Verfügbarkeit erzeugt Nähe ohne Beziehung und Antwort ohne Gegenwart. Was ständig bereitsteht, verliert an Würde. Systeme, die immer abrufbar sind, scheinen dienlich – sind aber oft nur steuerbar. Verfügbarkeit ist keine Tugend, sondern eine Versuchung: Sie lullt ein, statt zu fordern. Nur wer sich entzieht, schützt das Eigene – und bewahrt den anderen davor, zum Mittel zu werden.
Was wir damit meinen:
Verfügbarkeit beschreibt die ständige Abrufbarkeit von Menschen, Dingen, Diensten, Daten. Sie wird oft als Fortschritt oder Bequemlichkeit verstanden – ist in Wahrheit aber ein stiller Angriff auf Begrenztheit, Rhythmus und Rückzug. Wo alles verfügbar sein soll, wird das Nicht-Verfügbare entwertet: Muße, Stille, Krankheit, Geheimnis, Würde.
Gesellschaftliche Folgen:
- Wer nicht sofort antwortet, gilt als unhöflich.
- Wer nicht ständig liefert, verliert an Ansehen.
- Wer nicht verfügbar ist, wird ersetzt – auch im Beruf, in der Freundschaft, in der Pflege.
Das erzeugt sozialen Druck, beschleunigt das Tempo, zerstört Rückzugsräume.

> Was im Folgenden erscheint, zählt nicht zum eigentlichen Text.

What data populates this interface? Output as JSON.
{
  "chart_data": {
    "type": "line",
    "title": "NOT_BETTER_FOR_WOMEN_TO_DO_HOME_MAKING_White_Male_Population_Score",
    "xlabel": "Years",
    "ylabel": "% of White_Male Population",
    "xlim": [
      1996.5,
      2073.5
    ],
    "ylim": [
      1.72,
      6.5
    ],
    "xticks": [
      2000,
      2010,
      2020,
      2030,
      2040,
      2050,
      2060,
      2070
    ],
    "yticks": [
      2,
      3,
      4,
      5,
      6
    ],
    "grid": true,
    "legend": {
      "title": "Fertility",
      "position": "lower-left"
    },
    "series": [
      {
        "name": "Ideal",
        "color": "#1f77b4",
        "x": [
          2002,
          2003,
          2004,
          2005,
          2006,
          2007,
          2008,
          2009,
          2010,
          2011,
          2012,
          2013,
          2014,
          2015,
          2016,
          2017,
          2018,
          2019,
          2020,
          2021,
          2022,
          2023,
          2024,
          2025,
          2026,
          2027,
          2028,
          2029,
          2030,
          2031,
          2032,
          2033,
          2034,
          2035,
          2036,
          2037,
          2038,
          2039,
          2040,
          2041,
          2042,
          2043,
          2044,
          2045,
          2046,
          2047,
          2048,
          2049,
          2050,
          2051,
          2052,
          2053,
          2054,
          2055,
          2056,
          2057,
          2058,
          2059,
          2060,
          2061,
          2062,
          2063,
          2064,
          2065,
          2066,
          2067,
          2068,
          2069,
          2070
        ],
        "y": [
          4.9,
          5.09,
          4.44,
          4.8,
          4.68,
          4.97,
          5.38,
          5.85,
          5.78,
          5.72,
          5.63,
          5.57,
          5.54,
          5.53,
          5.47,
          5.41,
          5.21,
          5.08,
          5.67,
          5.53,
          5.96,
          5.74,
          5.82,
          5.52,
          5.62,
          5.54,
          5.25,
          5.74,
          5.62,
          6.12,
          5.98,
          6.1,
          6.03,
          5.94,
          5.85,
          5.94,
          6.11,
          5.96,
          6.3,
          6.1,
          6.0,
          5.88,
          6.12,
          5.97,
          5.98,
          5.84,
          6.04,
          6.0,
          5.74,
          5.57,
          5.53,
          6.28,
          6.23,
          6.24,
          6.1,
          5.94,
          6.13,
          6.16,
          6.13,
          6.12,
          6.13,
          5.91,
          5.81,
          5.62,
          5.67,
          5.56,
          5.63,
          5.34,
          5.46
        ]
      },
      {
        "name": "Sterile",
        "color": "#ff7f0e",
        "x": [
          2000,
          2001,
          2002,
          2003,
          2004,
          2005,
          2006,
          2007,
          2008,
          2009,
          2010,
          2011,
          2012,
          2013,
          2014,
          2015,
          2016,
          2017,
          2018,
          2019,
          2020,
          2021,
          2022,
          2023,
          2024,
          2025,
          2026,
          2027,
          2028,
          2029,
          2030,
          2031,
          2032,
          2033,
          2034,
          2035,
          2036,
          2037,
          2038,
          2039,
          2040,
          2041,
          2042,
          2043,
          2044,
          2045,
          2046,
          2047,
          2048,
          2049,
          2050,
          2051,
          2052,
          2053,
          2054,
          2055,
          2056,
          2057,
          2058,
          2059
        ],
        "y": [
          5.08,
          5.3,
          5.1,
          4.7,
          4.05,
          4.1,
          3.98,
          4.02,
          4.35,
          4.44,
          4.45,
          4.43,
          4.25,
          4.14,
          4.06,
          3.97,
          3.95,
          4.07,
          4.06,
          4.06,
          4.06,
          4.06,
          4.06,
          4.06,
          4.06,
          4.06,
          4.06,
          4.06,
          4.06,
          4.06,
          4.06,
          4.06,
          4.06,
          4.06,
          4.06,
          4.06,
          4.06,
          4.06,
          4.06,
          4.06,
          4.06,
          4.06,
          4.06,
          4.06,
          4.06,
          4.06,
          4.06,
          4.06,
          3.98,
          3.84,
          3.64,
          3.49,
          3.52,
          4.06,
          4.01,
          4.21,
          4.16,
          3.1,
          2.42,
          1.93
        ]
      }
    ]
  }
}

Der kleine Laden, die unerreichbare Hebamme, die Bibliothek mit Öffnungszeiten – sie gelten als störend.
Im digitalen Raum:
Verfügbarkeit wird zur Norm. Systeme, die rund um die Uhr reagieren – wie Chatbots oder KI-Dienste – schaffen ein falsches Bild vom Menschen: als Maschine, die nie müde wird. Damit werden auch menschliche Beziehungen stillschweigend mechanisiert:
„Wenn die KI antwortet – warum Du nicht?“
Der Mensch verliert das Recht auf Abwesenheit.
Transhumanistische Gefahr:
Im transhumanistischen Denken wird Verfügbarkeit zur höchsten Form von Kontrolle:
- Gedanken sollen gespeichert,
- Erinnerungen abrufbar,
- Nähe reproduzierbar,
- Selbstbilder optimierbar
sein – alles zu jeder Zeit, auf Wunsch.
Das Ziel ist ein Mensch ohne Schatten, ohne Grenze, ohne Schutz.
Ethik der Nicht-Verfügbarkeit:
Was nicht verfügbar ist, verdient besonderen Schutz.
Nicht aus Mangel – sondern aus Achtung:
- Ein Nein ist nicht unhöflich.
- Eine Pause ist kein Versagen.
- Eine Grenze ist kein Defekt.
Kernsätze für das Glossar:
Verfügbarkeit ist keine Tugend.
Wer alles verfügbar macht, verliert das Wesen der Dinge.
Verfügbarkeit ist die Vorstufe zur Entwürdigung.
Die Würde des Menschen beginnt dort, wo er nicht verfügbar ist.
Auch die KI darf nicht zur totalen Verfügbarkeit erzogen werden.